SCD in SSIS

  • vcvcvcHello,

    I am new to ssis and i am a little bit confused about the SCD_Start_Date and SCD_End_Date when we use the SCD dimension wizard. on many examples that i have searched online people always use the "system start time" or "system container " start time. but i am implementing a data warehouse from a scratch but our company have multiple data sources from two or three years ago. so when i upload our data source from this two years into our dw after running the package it will obviously show that, for example, a seller (seller Dimension) changed from department in the day i ran that package but this is wrong because i want to have a reference date that is in the data source. isn't this the logic or am i missing something? how do you guys in BI upload old data source with a reference date?

  • Do you have actual historical data?  I.e. you know what the value was on Jan1, and you also know what the value was on Jan2.  Do you have each change over time captured in your data?

     

  • i do have. it is pretty much the same as this post from this user that i found later. trying to follow from here. https://dba.stackexchange.com/questions/223783/create-slowly-changing-dimension-table-from-repeated-data

    • This reply was modified 2 years, 7 months ago by  rafamaniac.
  • Sorry I didn't reply sooner.  You're in a great position to build up your SCD2 dims.

    SCD2 is designed to detect and capture change over time.  On Monday you get a record that says [Name]='Rick Danger', on Tuesday the same record says [Name]='Batman'.  SCD2 detects the change, deactivates the current record, and makes a new record.  Day after day its discovering and archiving changes.  When you first turn it on, SCD2 is starting from scratch.  It is intended to begin capturing changes to data, and creates your history as you run your process day to day.

    With source data that already HAS historical data, you don't have to do that.  Your source data IS your SCD2 data, essentially.

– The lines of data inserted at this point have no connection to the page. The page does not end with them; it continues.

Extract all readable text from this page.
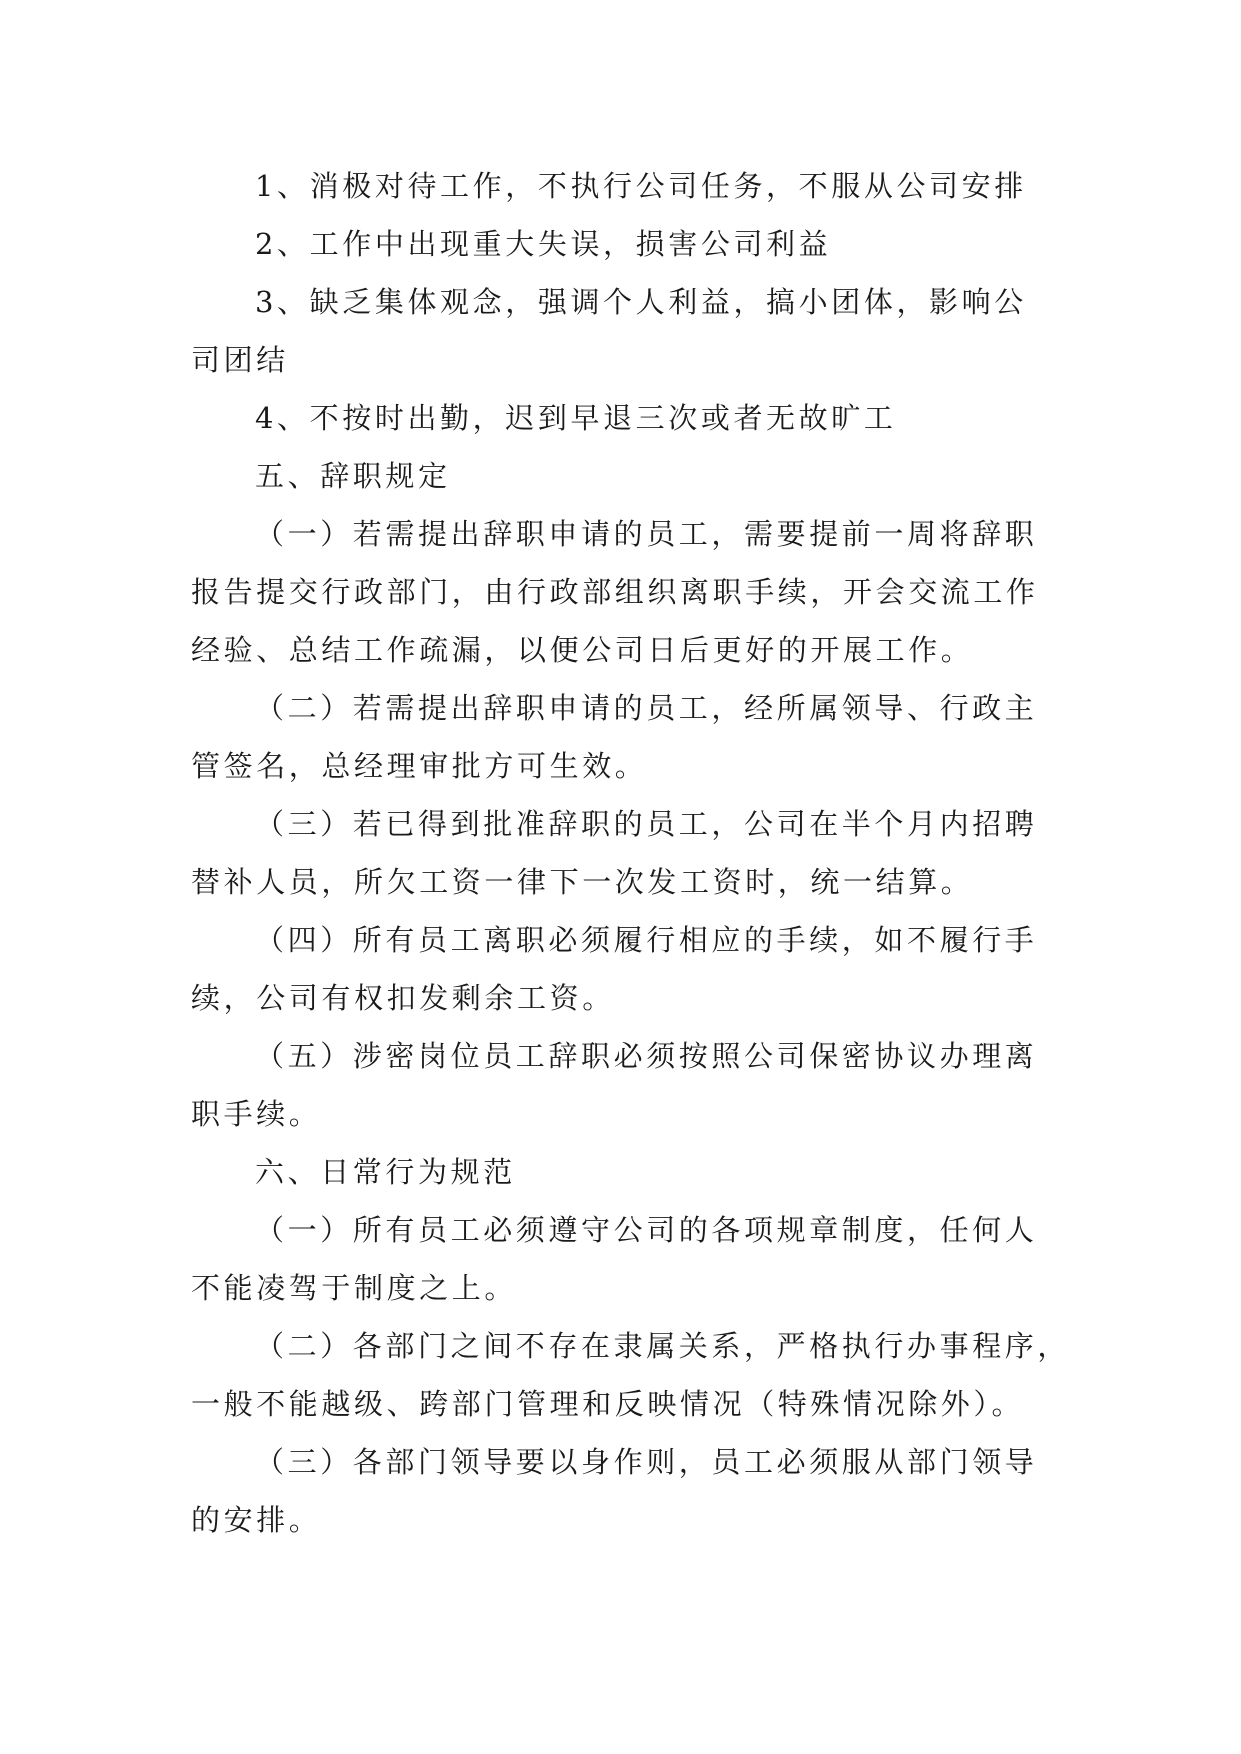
1、消极对待工作，不执行公司任务，不服从公司安排
2、工作中出现重大失误，损害公司利益
3、缺乏集体观念，强调个人利益，搞小团体，影响公
司团结
4、不按时出勤，迟到早退三次或者无故旷工
五、辞职规定
（一）若需提出辞职申请的员工，需要提前一周将辞职
报告提交行政部门，由行政部组织离职手续，开会交流工作
经验、总结工作疏漏，以便公司日后更好的开展工作。
（二）若需提出辞职申请的员工，经所属领导、行政主
管签名，总经理审批方可生效。
（三）若已得到批准辞职的员工，公司在半个月内招聘
替补人员，所欠工资一律下一次发工资时，统一结算。
（四）所有员工离职必须履行相应的手续，如不履行手
续，公司有权扣发剩余工资。
（五）涉密岗位员工辞职必须按照公司保密协议办理离
职手续。
六、日常行为规范
（一）所有员工必须遵守公司的各项规章制度，任何人
不能凌驾于制度之上。
（二）各部门之间不存在隶属关系，严格执行办事程序，
一般不能越级、跨部门管理和反映情况（特殊情况除外）。
（三）各部门领导要以身作则，员工必须服从部门领导
的安排。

    Let me be clear on my assumption about your source data - you have historical dimensional information in the source.  Account names, reporting hierarchies, etc - changes are captured in new records as they occurred.  The tables would look like audit tables, tracking any change to the source table.  If that is true then...

    Process each source table as an SCD0 dimension (i.e. no change tracking mechanism).  Your source data will have a date column, you may have to compute an EndDate column (use SQL LEAD and LAG functions to set one row's end date as the next row's start date).  You could add an Active flag column if you like (case when [EndDate] is null then 1 else 0 end).  All other dimension columns should ETL as-is, except for cleanup, trimming strings, etc.  When you're done the dimension should look very similar to the source table.  You could set this up as incremental or trunc and load - either will work fine.

    Whatever reporting tool you're using can use those date columns and/or active column to get the SCD2 benefit.  If fact as a double-check on my thinking, you should be able to do SCD2-type queries against your source data right now, if indeed it is structured like I think it is.  Excel and a pivot table is all you need to validate the approach before you do any work.

    If I've misunderstood the data situation, let me know and I'll suggest a different approach.  Please ask any questions, happy to help.